Kleyko Denis, Rosato Antonello, Frady Edward Paxon, Panella Massimo, Sommer Friedrich T
IEEE Trans Neural Netw Learn Syst. 2024 Jul;35(7):9885-9899. doi: 10.1109/TNNLS.2023.3237381. Epub 2024 Jul 10.
Multilayer neural networks set the current state of the art for many technical classification problems. But, these networks are still, essentially, black boxes in terms of analyzing them and predicting their performance. Here, we develop a statistical theory for the one-layer perceptron and show that it can predict performances of a surprisingly large variety of neural networks with different architectures. A general theory of classification with perceptrons is developed by generalizing an existing theory for analyzing reservoir computing models and connectionist models for symbolic reasoning known as vector symbolic architectures. Our statistical theory offers three formulas leveraging the signal statistics with increasing detail. The formulas are analytically intractable, but can be evaluated numerically. The description level that captures maximum details requires stochastic sampling methods. Depending on the network model, the simpler formulas already yield high prediction accuracy. The quality of the theory predictions is assessed in three experimental settings, a memorization task for echo state networks (ESNs) from reservoir computing literature, a collection of classification datasets for shallow randomly connected networks, and the ImageNet dataset for deep convolutional neural networks. We find that the second description level of the perceptron theory can predict the performance of types of ESNs, which could not be described previously. Furthermore, the theory can predict deep multilayer neural networks by being applied to their output layer. While other methods for prediction of neural networks performance commonly require to train an estimator model, the proposed theory requires only the first two moments of the distribution of the postsynaptic sums in the output neurons. Moreover, the perceptron theory compares favorably to other methods that do not rely on training an estimator model.

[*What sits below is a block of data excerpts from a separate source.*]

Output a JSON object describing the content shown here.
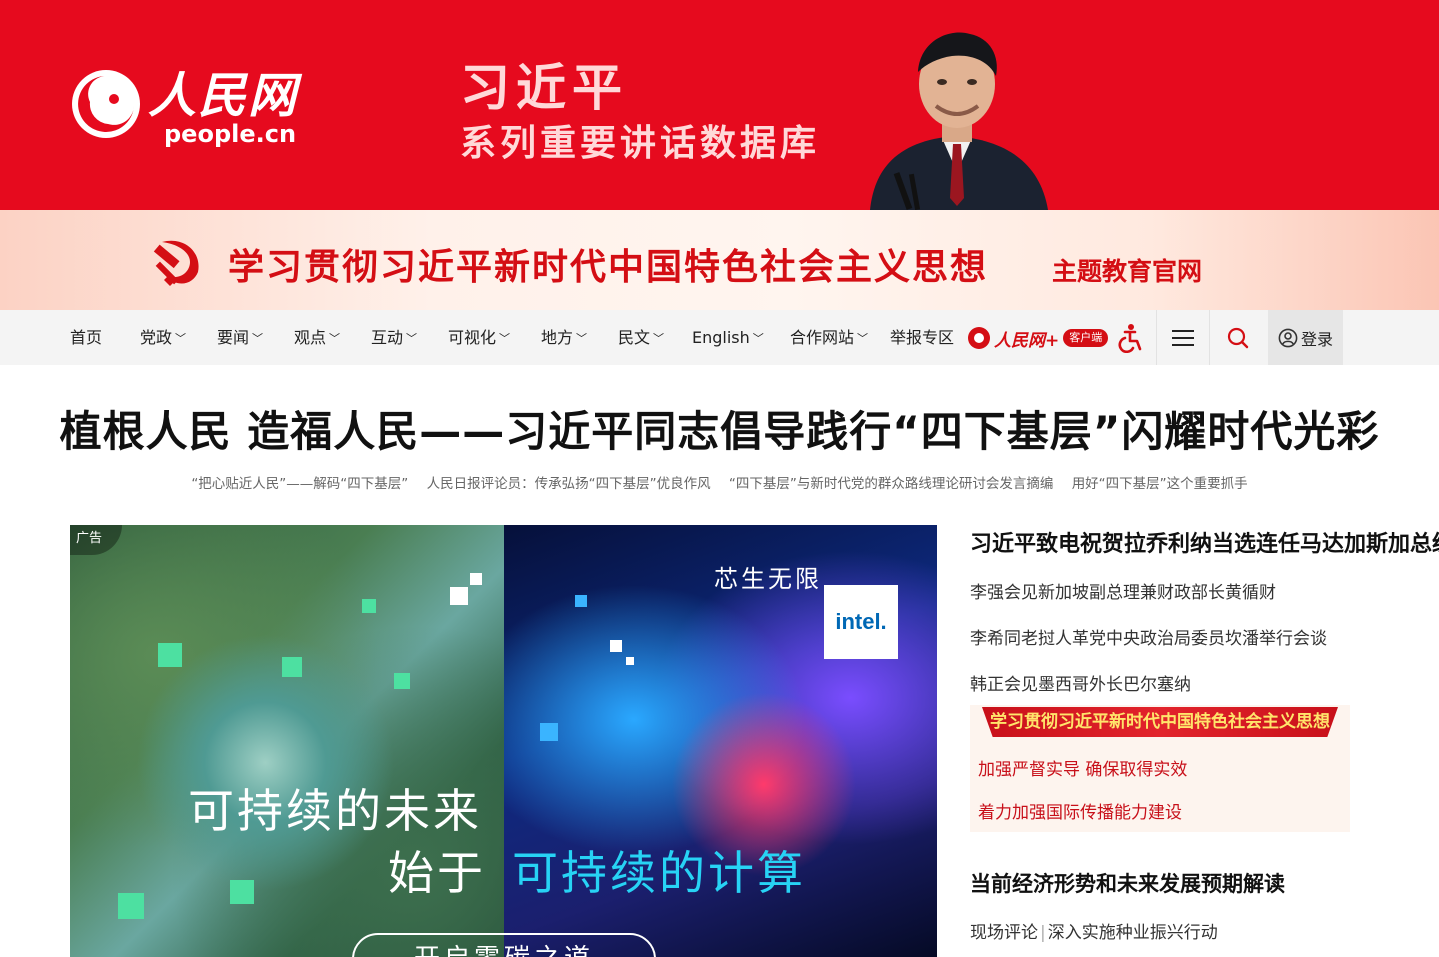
{
  "brand": {
    "name": "人民网",
    "domain": "people.cn"
  },
  "promo": {
    "title": "习近平",
    "subtitle": "系列重要讲话数据库"
  },
  "theme_banner": {
    "main": "学习贯彻习近平新时代中国特色社会主义思想",
    "tail": "主题教育官网"
  },
  "nav": {
    "items": [
      {
        "label": "首页",
        "dropdown": false
      },
      {
        "label": "党政",
        "dropdown": true
      },
      {
        "label": "要闻",
        "dropdown": true
      },
      {
        "label": "观点",
        "dropdown": true
      },
      {
        "label": "互动",
        "dropdown": true
      },
      {
        "label": "可视化",
        "dropdown": true
      },
      {
        "label": "地方",
        "dropdown": true
      },
      {
        "label": "民文",
        "dropdown": true
      },
      {
        "label": "English",
        "dropdown": true
      },
      {
        "label": "合作网站",
        "dropdown": true
      },
      {
        "label": "举报专区",
        "dropdown": false
      }
    ],
    "app_name": "人民网+",
    "app_badge": "客户端",
    "login_label": "登录"
  },
  "headline": {
    "title": "植根人民 造福人民——习近平同志倡导践行“四下基层”闪耀时代光彩",
    "sub_links": [
      "“把心贴近人民”——解码“四下基层”",
      "人民日报评论员：传承弘扬“四下基层”优良作风",
      "“四下基层”与新时代党的群众路线理论研讨会发言摘编",
      "用好“四下基层”这个重要抓手"
    ]
  },
  "ad": {
    "tag": "广告",
    "slogan": "芯生无限",
    "brand": "intel.",
    "line1": "可持续的未来",
    "line2_prefix": "始于",
    "line2_highlight": "可持续的计算",
    "cta": "开启零碳之道"
  },
  "right_column": {
    "top_news": "习近平致电祝贺拉乔利纳当选连任马达加斯加总统",
    "news": [
      "李强会见新加坡副总理兼财政部长黄循财",
      "李希同老挝人革党中央政治局委员坎潘举行会谈",
      "韩正会见墨西哥外长巴尔塞纳"
    ],
    "study": {
      "banner": "学习贯彻习近平新时代中国特色社会主义思想",
      "items": [
        "加强严督实导 确保取得实效",
        "着力加强国际传播能力建设"
      ]
    },
    "econ": {
      "title": "当前经济形势和未来发展预期解读",
      "links": [
        "现场评论",
        "深入实施种业振兴行动"
      ]
    }
  },
  "colors": {
    "brand_red": "#e60a1e",
    "theme_red": "#d40e14",
    "ad_cyan": "#27d3f5"
  }
}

多层神经网络在许多技术分类问题上代表了当前的先进水平。但是,就分析这些网络并预测其性能而言,它们本质上仍然是黑箱。在此,我们为单层感知机开发了一种统计理论,并表明它可以预测具有不同架构的各种神经网络的性能。通过推广一种现有的理论来分析水库计算模型和用于符号推理的连接主义模型(称为向量符号架构),从而开发了一种感知机分类的通用理论。我们的统计理论提供了三个利用信号统计且细节不断增加的公式。这些公式在解析上难以处理,但可以进行数值评估。捕获最大细节的描述级别需要随机采样方法。根据网络模型,更简单的公式已经能产生较高的预测精度。在三种实验设置中评估了理论预测的质量,一种是来自水库计算文献的回声状态网络(ESN)的记忆任务,一种是用于浅层随机连接网络的分类数据集集合,还有一种是用于深度卷积神经网络的ImageNet数据集。我们发现感知机理论的第二个描述级别可以预测以前无法描述的ESN类型的性能。此外,该理论通过应用于深度多层神经网络的输出层来预测它们。虽然其他预测神经网络性能的方法通常需要训练一个估计模型,但所提出的理论只需要输出神经元中突触后总和分布的前两个矩。而且,感知机理论与其他不依赖于训练估计模型的方法相比具有优势。